Leader – Fred Kobrick

Wednesday – Course Period 3 – 2:10 pm to 3:35 pm

Description   “Let China sleep; when she wakes, she will shake the world.” Napoleon, 1817. China has woken, and she is shaking the world with militant behavior, and words. A troubled but rising China, is threatening peace in its region, just the way peace was threatened for several years before WWI began, and also for several years leading up to the Korean War. Yet then, as now, disbelief and or complacency dominated, dismissing the road to war. Foreign policy experts warn that once again, peace is at risk. A nation's foreign relations goals are driven mainly by national security issues and economic ambitions. Quite often, they are in conflict between nations and require expert diplomacy and compromises. China and the US are in conflict on major issues, yet are not using compromise and expert diplomacy—they are using wars of words, and escalating into trade conflicts. Trade wars can escalate into shooting wars, typically by accident. With high tensions, one of 12 countries could sink another’s patrol boat, and escalation is quick. China states that it is her time to rule the South China Sea (SCS) and surrounding areas, and America must get out of “her” backyard. Making aggressive moves against disputed islands China has threatened a number of US allies in the area, and the US is pushing back. Both sides are building greater military presence in the SCS. We will use foreign policy expertise through books and articles to analyze what can happen between our two countries.

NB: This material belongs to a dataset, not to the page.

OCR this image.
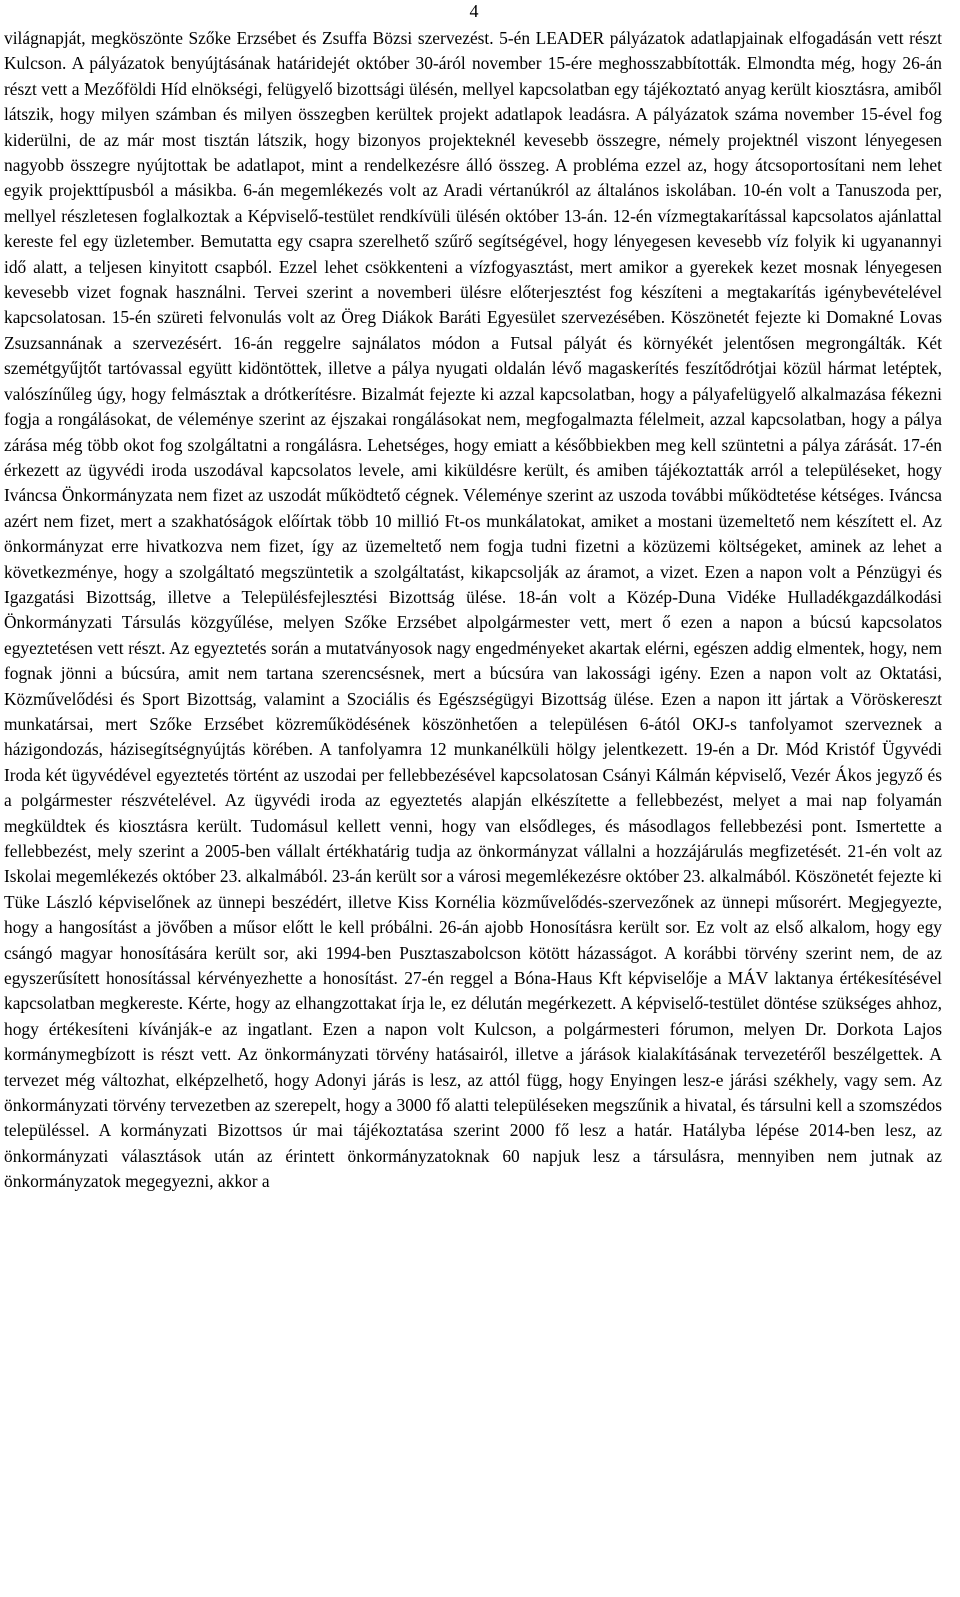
4

világnapját, megköszönte Szőke Erzsébet és Zsuffa Bözsi szervezést. 5-én LEADER pályázatok adatlapjainak elfogadásán vett részt Kulcson. A pályázatok benyújtásának határidejét október 30-áról november 15-ére meghosszabbították. Elmondta még, hogy 26-án részt vett a Mezőföldi Híd elnökségi, felügyelő bizottsági ülésén, mellyel kapcsolatban egy tájékoztató anyag került kiosztásra, amiből látszik, hogy milyen számban és milyen összegben kerültek projekt adatlapok leadásra. A pályázatok száma november 15-ével fog kiderülni, de az már most tisztán látszik, hogy bizonyos projekteknél kevesebb összegre, némely projektnél viszont lényegesen nagyobb összegre nyújtottak be adatlapot, mint a rendelkezésre álló összeg. A probléma ezzel az, hogy átcsoportosítani nem lehet egyik projekttípusból a másikba. 6-án megemlékezés volt az Aradi vértanúkról az általános iskolában. 10-én volt a Tanuszoda per, mellyel részletesen foglalkoztak a Képviselő-testület rendkívüli ülésén október 13-án. 12-én vízmegtakarítással kapcsolatos ajánlattal kereste fel egy üzletember. Bemutatta egy csapra szerelhető szűrő segítségével, hogy lényegesen kevesebb víz folyik ki ugyanannyi idő alatt, a teljesen kinyitott csapból. Ezzel lehet csökkenteni a vízfogyasztást, mert amikor a gyerekek kezet mosnak lényegesen kevesebb vizet fognak használni. Tervei szerint a novemberi ülésre előterjesztést fog készíteni a megtakarítás igénybevételével kapcsolatosan. 15-én szüreti felvonulás volt az Öreg Diákok Baráti Egyesület szervezésében. Köszönetét fejezte ki Domakné Lovas Zsuzsannának a szervezésért. 16-án reggelre sajnálatos módon a Futsal pályát és környékét jelentősen megrongálták. Két szemétgyűjtőt tartóvassal együtt kidöntöttek, illetve a pálya nyugati oldalán lévő magaskerítés feszítődrótjai közül hármat letéptek, valószínűleg úgy, hogy felmásztak a drótkerítésre. Bizalmát fejezte ki azzal kapcsolatban, hogy a pályafelügyelő alkalmazása fékezni fogja a rongálásokat, de véleménye szerint az éjszakai rongálásokat nem, megfogalmazta félelmeit, azzal kapcsolatban, hogy a pálya zárása még több okot fog szolgáltatni a rongálásra. Lehetséges, hogy emiatt a későbbiekben meg kell szüntetni a pálya zárását. 17-én érkezett az ügyvédi iroda uszodával kapcsolatos levele, ami kiküldésre került, és amiben tájékoztatták arról a településeket, hogy Iváncsa Önkormányzata nem fizet az uszodát működtető cégnek. Véleménye szerint az uszoda további működtetése kétséges. Iváncsa azért nem fizet, mert a szakhatóságok előírtak több 10 millió Ft-os munkálatokat, amiket a mostani üzemeltető nem készített el. Az önkormányzat erre hivatkozva nem fizet, így az üzemeltető nem fogja tudni fizetni a közüzemi költségeket, aminek az lehet a következménye, hogy a szolgáltató megszüntetik a szolgáltatást, kikapcsolják az áramot, a vizet. Ezen a napon volt a Pénzügyi és Igazgatási Bizottság, illetve a Településfejlesztési Bizottság ülése. 18-án volt a Közép-Duna Vidéke Hulladékgazdálkodási Önkormányzati Társulás közgyűlése, melyen Szőke Erzsébet alpolgármester vett, mert ő ezen a napon a búcsú kapcsolatos egyeztetésen vett részt. Az egyeztetés során a mutatványosok nagy engedményeket akartak elérni, egészen addig elmentek, hogy, nem fognak jönni a búcsúra, amit nem tartana szerencsésnek, mert a búcsúra van lakossági igény. Ezen a napon volt az Oktatási, Közművelődési és Sport Bizottság, valamint a Szociális és Egészségügyi Bizottság ülése. Ezen a napon itt jártak a Vöröskereszt munkatársai, mert Szőke Erzsébet közreműködésének köszönhetően a településen 6-ától OKJ-s tanfolyamot szerveznek a házigondozás, házisegítségnyújtás körében. A tanfolyamra 12 munkanélküli hölgy jelentkezett. 19-én a Dr. Mód Kristóf Ügyvédi Iroda két ügyvédével egyeztetés történt az uszodai per fellebbezésével kapcsolatosan Csányi Kálmán képviselő, Vezér Ákos jegyző és a polgármester részvételével. Az ügyvédi iroda az egyeztetés alapján elkészítette a fellebbezést, melyet a mai nap folyamán megküldtek és kiosztásra került. Tudomásul kellett venni, hogy van elsődleges, és másodlagos fellebbezési pont. Ismertette a fellebbezést, mely szerint a 2005-ben vállalt értékhatárig tudja az önkormányzat vállalni a hozzájárulás megfizetését. 21-én volt az Iskolai megemlékezés október 23. alkalmából. 23-án került sor a városi megemlékezésre október 23. alkalmából. Köszönetét fejezte ki Tüke László képviselőnek az ünnepi beszédért, illetve Kiss Kornélia közművelődés-szervezőnek az ünnepi műsorért. Megjegyezte, hogy a hangosítást a jövőben a műsor előtt le kell próbálni. 26-án ajobb Honosításra került sor. Ez volt az első alkalom, hogy egy csángó magyar honosítására került sor, aki 1994-ben Pusztaszabolcson kötött házasságot. A korábbi törvény szerint nem, de az egyszerűsített honosítással kérvényezhette a honosítást. 27-én reggel a Bóna-Haus Kft képviselője a MÁV laktanya értékesítésével kapcsolatban megkereste. Kérte, hogy az elhangzottakat írja le, ez délután megérkezett. A képviselő-testület döntése szükséges ahhoz, hogy értékesíteni kívánják-e az ingatlant. Ezen a napon volt Kulcson, a polgármesteri fórumon, melyen Dr. Dorkota Lajos kormánymegbízott is részt vett. Az önkormányzati törvény hatásairól, illetve a járások kialakításának tervezetéről beszélgettek. A tervezet még változhat, elképzelhető, hogy Adonyi járás is lesz, az attól függ, hogy Enyingen lesz-e járási székhely, vagy sem. Az önkormányzati törvény tervezetben az szerepelt, hogy a 3000 fő alatti településeken megszűnik a hivatal, és társulni kell a szomszédos településsel. A kormányzati Bizottsos úr mai tájékoztatása szerint 2000 fő lesz a határ. Hatályba lépése 2014-ben lesz, az önkormányzati választások után az érintett önkormányzatoknak 60 napjuk lesz a társulásra, mennyiben nem jutnak az önkormányzatok megegyezni, akkor a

Readings   Easternization: Asia’s Rise and America’s Decline by Gideon Rachman
Everything Under the Heavens: How the Past Helps Shape China’s Push for Global Power, by Howard W. French

Preparation Time   56 pages, 2 hours

Biography   Fred Kobrick managed one of the top five mutual funds in the country for 15 years. He has a BA in Economics from Boston University and a MBA in Finance from Harvard. Fred has led a number of BOLLI classes, including Great Companies, and Cotton, Capitalism, and Globalization, and an earlier, different course on China’s foreign policy. He has taught several graduate programs at Boston University on diverse topics such as finance, economics, the global history of slavery, and additional subjects from a book he has authored.